A total of 700 Independent Domestic Violence and Sexual Violence Advocate roles will also be funded, with additional cash being given for 300 roles – which will refer and support victims and survivors – later this year.

Ms Patel said: “Domestic abuse is a devastating crime that ruins lives and tackling it is an important part of this Government’s Beating Crime Plan. For far too long the focus has been on what the victim might have done differently, rather than on the behaviour of the perpetrators themselves.

“This must now change. My Domestic Abuse Plan focuses on taking the onus off victims and making it easier for them to access the help and support they need, while taking tough action against perpetrators.”

Charities welcomed the publication of the Domestic Abuse Plan, but called for the Home Secretary to go further.

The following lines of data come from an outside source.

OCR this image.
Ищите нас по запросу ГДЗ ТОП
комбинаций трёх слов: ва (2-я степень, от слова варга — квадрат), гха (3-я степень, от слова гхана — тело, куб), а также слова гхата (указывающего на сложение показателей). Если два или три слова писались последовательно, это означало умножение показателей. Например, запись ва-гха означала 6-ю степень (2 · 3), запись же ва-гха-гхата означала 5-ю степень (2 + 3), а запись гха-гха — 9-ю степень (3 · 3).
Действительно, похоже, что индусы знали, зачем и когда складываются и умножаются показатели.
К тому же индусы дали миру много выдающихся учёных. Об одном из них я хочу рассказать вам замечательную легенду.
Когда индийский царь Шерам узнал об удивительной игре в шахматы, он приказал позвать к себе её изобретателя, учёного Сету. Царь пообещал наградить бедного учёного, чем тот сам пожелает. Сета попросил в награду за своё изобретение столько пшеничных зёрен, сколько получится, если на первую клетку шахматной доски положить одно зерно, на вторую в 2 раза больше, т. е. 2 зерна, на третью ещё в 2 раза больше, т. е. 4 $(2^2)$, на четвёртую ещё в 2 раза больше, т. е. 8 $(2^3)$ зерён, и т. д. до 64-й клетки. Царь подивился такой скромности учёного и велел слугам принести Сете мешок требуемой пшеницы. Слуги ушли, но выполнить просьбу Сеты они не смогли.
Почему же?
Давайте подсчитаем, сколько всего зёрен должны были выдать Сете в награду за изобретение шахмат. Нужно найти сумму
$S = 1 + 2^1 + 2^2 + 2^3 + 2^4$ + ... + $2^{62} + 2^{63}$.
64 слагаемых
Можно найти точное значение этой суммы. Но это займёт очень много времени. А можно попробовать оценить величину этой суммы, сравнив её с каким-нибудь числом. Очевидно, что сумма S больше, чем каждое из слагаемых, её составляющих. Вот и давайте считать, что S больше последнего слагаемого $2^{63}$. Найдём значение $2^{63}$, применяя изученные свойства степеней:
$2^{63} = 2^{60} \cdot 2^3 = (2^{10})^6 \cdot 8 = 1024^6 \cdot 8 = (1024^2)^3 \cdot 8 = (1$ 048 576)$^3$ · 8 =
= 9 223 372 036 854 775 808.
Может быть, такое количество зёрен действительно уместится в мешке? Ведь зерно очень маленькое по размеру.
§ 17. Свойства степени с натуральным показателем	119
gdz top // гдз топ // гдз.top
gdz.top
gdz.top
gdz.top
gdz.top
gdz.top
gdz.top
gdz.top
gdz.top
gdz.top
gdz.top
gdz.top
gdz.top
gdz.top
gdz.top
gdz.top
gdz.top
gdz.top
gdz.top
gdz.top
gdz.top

An NSPCC spokesperson said: “The NSPCC has long highlighted that children experience domestic abuse and can also be victims. In 2020 the Government amended its landmark Domestic Abuse Act to recognise this.

“We welcome the publication of the Domestic Abuse Plan, but believe this needs to go further in supporting the complex needs of child victims.

“It is essential that a proportion of the funding set aside for community-based services and support for young victims is used to train specialist practitioners to work with children. Domestic abuse can have a devastating impact on children and derail their lives, but with access to support services in the community they can recover.”

NSPCC report
The NSPCC said more needs to be done to help children (Jon Challicom/NSPCC/PA)

Refuge chief executive Ruth Davison said: “Refuge welcomes the publication of the new Domestic Abuse Plan and is pleased to see the Government looking at how it can build on the Domestic Abuse Act 2021 to improve the response to domestic abuse across the country, including by increasing funding to specialist services.

“While the plan offers welcome steps forward, and provides cause for optimism, some of the announcements appear to reflect existing policies and unfortunately don’t offer anything new.

“We hope the Government will use this plan as the start of an ongoing conversation with the sector about how to ensure women and girls are able to access the protection they need and deserve.”